- IATA: none; ICAO: none;

Summary
- Operator: Private
- Location: Harwich, Massachusetts
- Built: Completed 1946
- In use: 1950s-1960s
- Occupants: Private
- Elevation AMSL: 79 ft / 24 m
- Coordinates: 41°42′44.42″N 70°0′49.17″W﻿ / ﻿41.7123389°N 70.0136583°W
- Interactive map of East Harwich Airport

Runways
| Direction | Length |  | Surface |
| ft | m |
|  | 1,800 | 549 | Turf, formerly Gravel/Sand |

= East Harwich Airport =

East Harwich Airport was an airfield operational in the mid-20th century. The airfield was described as being located in a small field off Route 39 in Harwich, Massachusetts. The airport was also known as Bascom Field, East Harwich Airdrome and Cashens Airport.
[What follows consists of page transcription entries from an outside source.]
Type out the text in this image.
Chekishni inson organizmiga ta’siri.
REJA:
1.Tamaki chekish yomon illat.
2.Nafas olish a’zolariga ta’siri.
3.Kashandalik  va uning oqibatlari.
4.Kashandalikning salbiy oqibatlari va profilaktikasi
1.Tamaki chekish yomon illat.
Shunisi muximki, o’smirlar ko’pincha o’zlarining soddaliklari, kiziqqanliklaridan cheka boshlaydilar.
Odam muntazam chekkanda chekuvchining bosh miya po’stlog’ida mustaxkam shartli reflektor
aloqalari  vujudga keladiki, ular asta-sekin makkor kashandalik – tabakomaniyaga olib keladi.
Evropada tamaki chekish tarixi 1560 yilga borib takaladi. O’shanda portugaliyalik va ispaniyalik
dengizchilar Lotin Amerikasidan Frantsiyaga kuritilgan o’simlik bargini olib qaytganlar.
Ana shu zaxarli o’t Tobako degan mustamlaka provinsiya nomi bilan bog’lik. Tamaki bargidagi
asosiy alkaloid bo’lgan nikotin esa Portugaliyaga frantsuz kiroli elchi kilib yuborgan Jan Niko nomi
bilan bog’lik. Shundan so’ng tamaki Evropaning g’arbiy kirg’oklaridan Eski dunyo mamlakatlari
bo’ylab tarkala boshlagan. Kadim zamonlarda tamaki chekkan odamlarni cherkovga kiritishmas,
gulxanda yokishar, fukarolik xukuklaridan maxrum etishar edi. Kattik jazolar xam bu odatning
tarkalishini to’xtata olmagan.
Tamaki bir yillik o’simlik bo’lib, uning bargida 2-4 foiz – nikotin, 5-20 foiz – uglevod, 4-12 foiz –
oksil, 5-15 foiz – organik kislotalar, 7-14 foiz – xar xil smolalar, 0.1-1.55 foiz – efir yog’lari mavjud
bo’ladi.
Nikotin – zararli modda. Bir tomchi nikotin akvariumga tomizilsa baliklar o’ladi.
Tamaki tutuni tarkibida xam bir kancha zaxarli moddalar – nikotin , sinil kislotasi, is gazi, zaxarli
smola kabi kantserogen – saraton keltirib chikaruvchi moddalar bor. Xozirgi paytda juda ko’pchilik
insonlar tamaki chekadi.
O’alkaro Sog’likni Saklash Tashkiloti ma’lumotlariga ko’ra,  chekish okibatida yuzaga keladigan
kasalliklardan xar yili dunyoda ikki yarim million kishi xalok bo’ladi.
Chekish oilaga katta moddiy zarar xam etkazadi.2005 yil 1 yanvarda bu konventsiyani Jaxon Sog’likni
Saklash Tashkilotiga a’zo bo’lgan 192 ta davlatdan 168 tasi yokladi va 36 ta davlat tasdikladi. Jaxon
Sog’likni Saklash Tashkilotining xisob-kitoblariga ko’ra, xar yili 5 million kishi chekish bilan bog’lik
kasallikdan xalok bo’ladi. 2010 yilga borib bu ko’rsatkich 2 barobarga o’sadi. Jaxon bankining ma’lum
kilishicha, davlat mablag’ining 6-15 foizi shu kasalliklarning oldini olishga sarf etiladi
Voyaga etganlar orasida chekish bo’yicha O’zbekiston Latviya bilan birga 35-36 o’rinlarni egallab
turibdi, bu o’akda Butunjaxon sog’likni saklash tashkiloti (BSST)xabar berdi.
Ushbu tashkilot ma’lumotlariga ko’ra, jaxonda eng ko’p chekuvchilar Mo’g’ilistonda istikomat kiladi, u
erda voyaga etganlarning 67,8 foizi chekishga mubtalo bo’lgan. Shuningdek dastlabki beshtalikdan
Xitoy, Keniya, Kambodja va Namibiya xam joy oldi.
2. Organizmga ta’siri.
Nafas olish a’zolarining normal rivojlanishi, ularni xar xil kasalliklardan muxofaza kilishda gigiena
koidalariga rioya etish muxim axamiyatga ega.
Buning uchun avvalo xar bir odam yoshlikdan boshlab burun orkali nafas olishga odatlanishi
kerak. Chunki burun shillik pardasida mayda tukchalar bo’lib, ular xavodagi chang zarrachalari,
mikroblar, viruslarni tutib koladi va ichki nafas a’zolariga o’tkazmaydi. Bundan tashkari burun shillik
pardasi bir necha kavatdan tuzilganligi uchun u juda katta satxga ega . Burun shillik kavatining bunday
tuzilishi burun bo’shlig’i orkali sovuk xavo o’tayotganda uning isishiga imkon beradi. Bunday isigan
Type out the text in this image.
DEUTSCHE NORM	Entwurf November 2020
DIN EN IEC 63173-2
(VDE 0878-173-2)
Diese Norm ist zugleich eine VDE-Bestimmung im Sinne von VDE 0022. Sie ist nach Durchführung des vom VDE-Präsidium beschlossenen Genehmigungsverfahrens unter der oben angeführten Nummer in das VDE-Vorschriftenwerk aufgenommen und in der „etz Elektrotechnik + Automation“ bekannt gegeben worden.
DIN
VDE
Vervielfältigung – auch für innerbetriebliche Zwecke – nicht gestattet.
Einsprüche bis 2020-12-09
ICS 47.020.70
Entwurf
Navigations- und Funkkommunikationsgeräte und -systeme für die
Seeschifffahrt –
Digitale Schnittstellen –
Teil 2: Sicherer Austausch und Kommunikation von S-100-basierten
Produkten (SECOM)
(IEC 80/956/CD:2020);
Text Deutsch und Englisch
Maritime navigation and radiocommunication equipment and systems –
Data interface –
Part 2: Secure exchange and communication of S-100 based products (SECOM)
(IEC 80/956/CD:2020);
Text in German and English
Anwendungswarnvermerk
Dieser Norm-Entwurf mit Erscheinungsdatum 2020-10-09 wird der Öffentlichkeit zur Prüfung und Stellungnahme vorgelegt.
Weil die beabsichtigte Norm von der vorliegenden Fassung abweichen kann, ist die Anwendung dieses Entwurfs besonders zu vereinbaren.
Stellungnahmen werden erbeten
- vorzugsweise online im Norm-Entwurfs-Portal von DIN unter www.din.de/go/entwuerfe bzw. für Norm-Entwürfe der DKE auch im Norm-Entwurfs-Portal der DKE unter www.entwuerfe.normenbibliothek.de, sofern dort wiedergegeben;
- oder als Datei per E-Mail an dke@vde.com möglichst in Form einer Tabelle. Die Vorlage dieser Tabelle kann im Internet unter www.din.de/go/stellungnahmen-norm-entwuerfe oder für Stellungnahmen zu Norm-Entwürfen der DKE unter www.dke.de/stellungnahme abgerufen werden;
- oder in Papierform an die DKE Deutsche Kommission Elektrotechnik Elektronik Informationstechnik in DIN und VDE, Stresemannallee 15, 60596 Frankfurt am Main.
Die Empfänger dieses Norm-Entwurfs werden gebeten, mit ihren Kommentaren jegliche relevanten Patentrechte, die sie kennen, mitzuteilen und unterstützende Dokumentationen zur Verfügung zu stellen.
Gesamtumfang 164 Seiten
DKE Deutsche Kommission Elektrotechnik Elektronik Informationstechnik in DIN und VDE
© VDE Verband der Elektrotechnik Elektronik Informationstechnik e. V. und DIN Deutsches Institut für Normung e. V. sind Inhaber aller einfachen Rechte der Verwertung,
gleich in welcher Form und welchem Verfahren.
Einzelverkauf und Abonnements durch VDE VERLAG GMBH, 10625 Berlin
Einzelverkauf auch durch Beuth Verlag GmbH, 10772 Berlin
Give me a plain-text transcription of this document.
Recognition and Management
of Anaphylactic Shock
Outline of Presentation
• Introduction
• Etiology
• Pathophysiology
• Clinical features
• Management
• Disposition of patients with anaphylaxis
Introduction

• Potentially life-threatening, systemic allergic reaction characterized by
The airport was owned and used by Charles P.H. "Chief" Bascom, as well as his close friend, Ralph "Gump" Cashen. The east-west 1000’ runway is still in existence, however the town has created a paper road to the south side of the airport, titled Dorrance Drive, and the runway may be developed. The land has been subdivided. The original hangar is still intact, but is severely dilapidated.